T J Maher attempted to vibe-code a React Native mobile application for test automation practice using GitHub Copilot. Despite having a clear functional prompt, the AI required multiple iterations and manual interventions to resolve 14 specific technical errors.

Why This Matters

This case study highlights the gap between vibe-coding marketing and the technical reality of complex environment setups. While AI can generate UI components, it frequently fails at project scaffolding, directory structure management, and navigating version-specific compilation bugs. The failure to correctly diagnose root causes, such as wrong directory context, led to hours of unnecessary dependency re-installations and build failures.

Key Insights

  • GitHub Copilot repeatedly failed project initialization, attempting three different npx commands before misplacing files in a subdirectory.
  • The AI mistakenly scaffolded an Expo-managed project when a standard React Native application was requested, complicating Detox integration.
  • Environment instability occurred when Copilot selected React Native 0.83.0, a bleeding-edge version with C++ header redefinition errors.
  • Dependency management loops were triggered by Copilot’s inability to diagnose that node_modules were installed in the wrong workspace directory.
  • Naming inconsistencies arose when the AI created .detoxrc.js but searched for .detoxrc.json or detox.config.js during execution.

Working Examples

The initialization command GitHub Copilot used that resulted in directory placement errors.

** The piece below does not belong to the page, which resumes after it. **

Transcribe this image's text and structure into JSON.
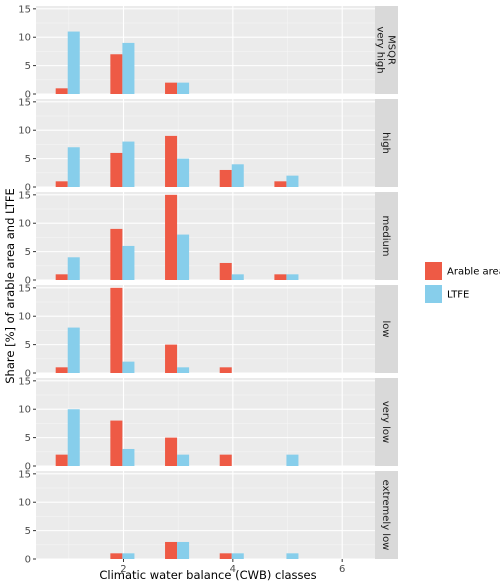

npx @react-native-community/cli@latest init DetoxDemo

The final project structure documented in the README after manual corrections.

src/
├── screens/
│ ├── LoginScreen.tsx
│ └── SecureAreaScreen.tsx
e2e/
├── pages/
│ ├── base-page.ts
│ ├── login-page.ts
│ └── secure-area-page.ts

Practical Applications

  • Use case: Automating Detox E2E tests for React Native using custom testIDs. Pitfall: Copilot may generate typos in class names, such as LogingPage, which break TypeScript inheritance and automation scripts.
  • Use case: Setting up Metro bundler for local development. Pitfall: AI may attempt to start multiple Metro instances without killing previous processes, leading to EADDRINUSE port conflicts.
  • Use case: Cross-platform mobile development targeting iPhone 16 Pro. Pitfall: AI may choose unstable bleeding-edge framework versions like React Native 0.83.0 that fail to compile with standard xcodebuild tools.